Hacker News new | ask | show | jobs
by harlanlewis 934 days ago
> GPT4 is getting beat by the small prompt library LATS wrapped around GPT3.5

The link you shared doesn’t quite reflect this. Omitting other models…

LATS (gpt-4): 94.4 Reflexion (gpt-4): 91.0 gpt-4: 86.6 … LATS (gpt-3.5): 83.8 … zero-shot (gpt-4): 67.0 zero-shot (gpt-3.5): 48.1

I’m not quite sure how to translate leaderboards like these into actual utility, but it certainly feels like “good enough” is only going to get more accessible and I agree with what I think is your broader point - more sophisticated techniques will make small, affordable, self-hostable models viable in their own right.

I’m optimistic we’re on a path where further improvement isn’t totally dependent on just throwing money at more parameters.

1 comments

Ah you're right, LATS GPT3.5 is 84 while standalone GPT4 is 87

Given standalone GPT3.5 is "just" 48.. it's less about beating and more about meeting

RE:Good Enough & Feel... very much agreed. I find it very task dependent!

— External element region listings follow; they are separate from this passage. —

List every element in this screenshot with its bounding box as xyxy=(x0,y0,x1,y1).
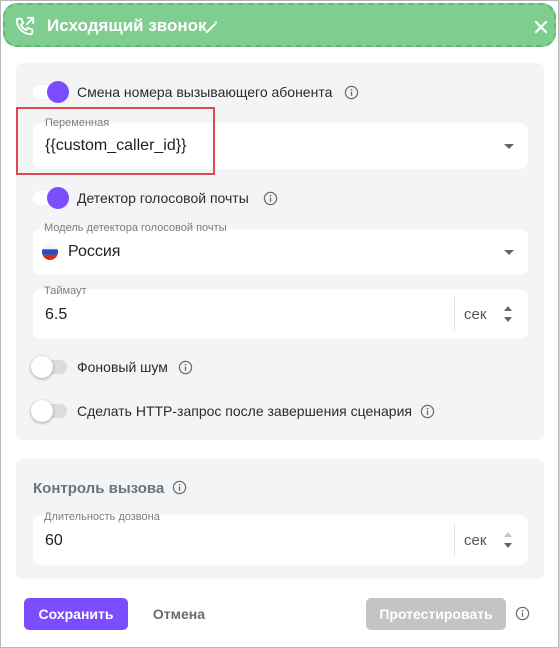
detector-model-label: Модель детектора голосовой почты xyxy=(44,222,227,234)
info-icon[interactable] xyxy=(172,480,187,495)
background-noise-label: Фоновый шум xyxy=(77,359,168,375)
test-button[interactable]: Протестировать xyxy=(366,598,506,630)
background-noise-toggle[interactable] xyxy=(31,356,67,378)
voicemail-detector-toggle[interactable] xyxy=(33,187,69,209)
cancel-button[interactable]: Отмена xyxy=(141,598,217,630)
ring-duration-value: 60 xyxy=(45,532,63,549)
detector-model-select[interactable]: Модель детектора голосовой почты Россия xyxy=(33,222,528,275)
timeout-input[interactable]: Таймаут 6.5 сек xyxy=(33,285,528,339)
save-button[interactable]: Сохранить xyxy=(24,598,128,630)
timeout-label: Таймаут xyxy=(44,285,87,297)
caller-change-toggle[interactable] xyxy=(33,81,69,103)
dialog-header: Исходящий звонок xyxy=(3,3,556,47)
highlight-annotation xyxy=(16,107,215,175)
outgoing-phone-icon xyxy=(15,16,35,36)
info-icon[interactable] xyxy=(344,85,359,100)
timeout-value: 6.5 xyxy=(45,306,68,323)
caller-change-label: Смена номера вызывающего абонента xyxy=(77,84,333,100)
info-icon[interactable] xyxy=(263,191,278,206)
unit-divider xyxy=(454,297,455,331)
dialog-title: Исходящий звонок xyxy=(47,16,207,35)
ring-duration-unit: сек xyxy=(464,532,487,549)
detector-model-value: Россия xyxy=(68,243,121,260)
info-icon[interactable] xyxy=(178,360,193,375)
chevron-down-icon xyxy=(504,250,514,255)
info-icon[interactable] xyxy=(420,404,435,419)
http-request-toggle[interactable] xyxy=(31,400,67,422)
info-icon[interactable] xyxy=(515,606,530,621)
stepper-icon[interactable] xyxy=(502,304,514,324)
chevron-down-icon xyxy=(504,144,514,149)
stepper-icon[interactable] xyxy=(502,530,514,550)
call-control-title: Контроль вызова xyxy=(33,480,165,497)
timeout-unit: сек xyxy=(464,306,487,323)
pencil-icon[interactable] xyxy=(204,19,220,35)
russia-flag-icon xyxy=(42,244,58,260)
outgoing-call-dialog: Исходящий звонок Смена номера вызывающег… xyxy=(0,0,559,648)
close-icon[interactable] xyxy=(533,19,549,35)
unit-divider xyxy=(454,523,455,557)
ring-duration-label: Длительность дозвона xyxy=(44,511,160,523)
http-request-label: Сделать HTTP-запрос после завершения сце… xyxy=(77,403,412,419)
ring-duration-input[interactable]: Длительность дозвона 60 сек xyxy=(33,511,528,565)
voicemail-detector-label: Детектор голосовой почты xyxy=(77,190,249,206)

For example, GPT4 is 'good enough' that developers are comfortable copy-pasting & trying, even vs stack overflow results. We haven't seen LATS+MagicCoder yet, but as MagicCoder 7b already meets+exceeds GPT3.5 for HumanEval, there's a plausible hope for agent-aided GPT4-grade tools being always-on for all coding tasks, and sooner vs later. We made that bet for Louie.AI's interactive analyst interface, and as each month passes, evidence mounts. We can go surprisingly far with GPT3.5 before wanting to switch to GPT4 for this kind of interaction scenario.

Conversely... I've yet to see a true long-running autonomous coding autoGPT where the error rate doesn't kill it. We're experimenting with design partners on directions here -- think autonomous investigations etc -- but there's more on the advanced fringe and with special use cases, guard rails, etc. For most of our users and use cases... we're able to more reliably deliver -- today -- on the interactive scenarios with smaller snippets.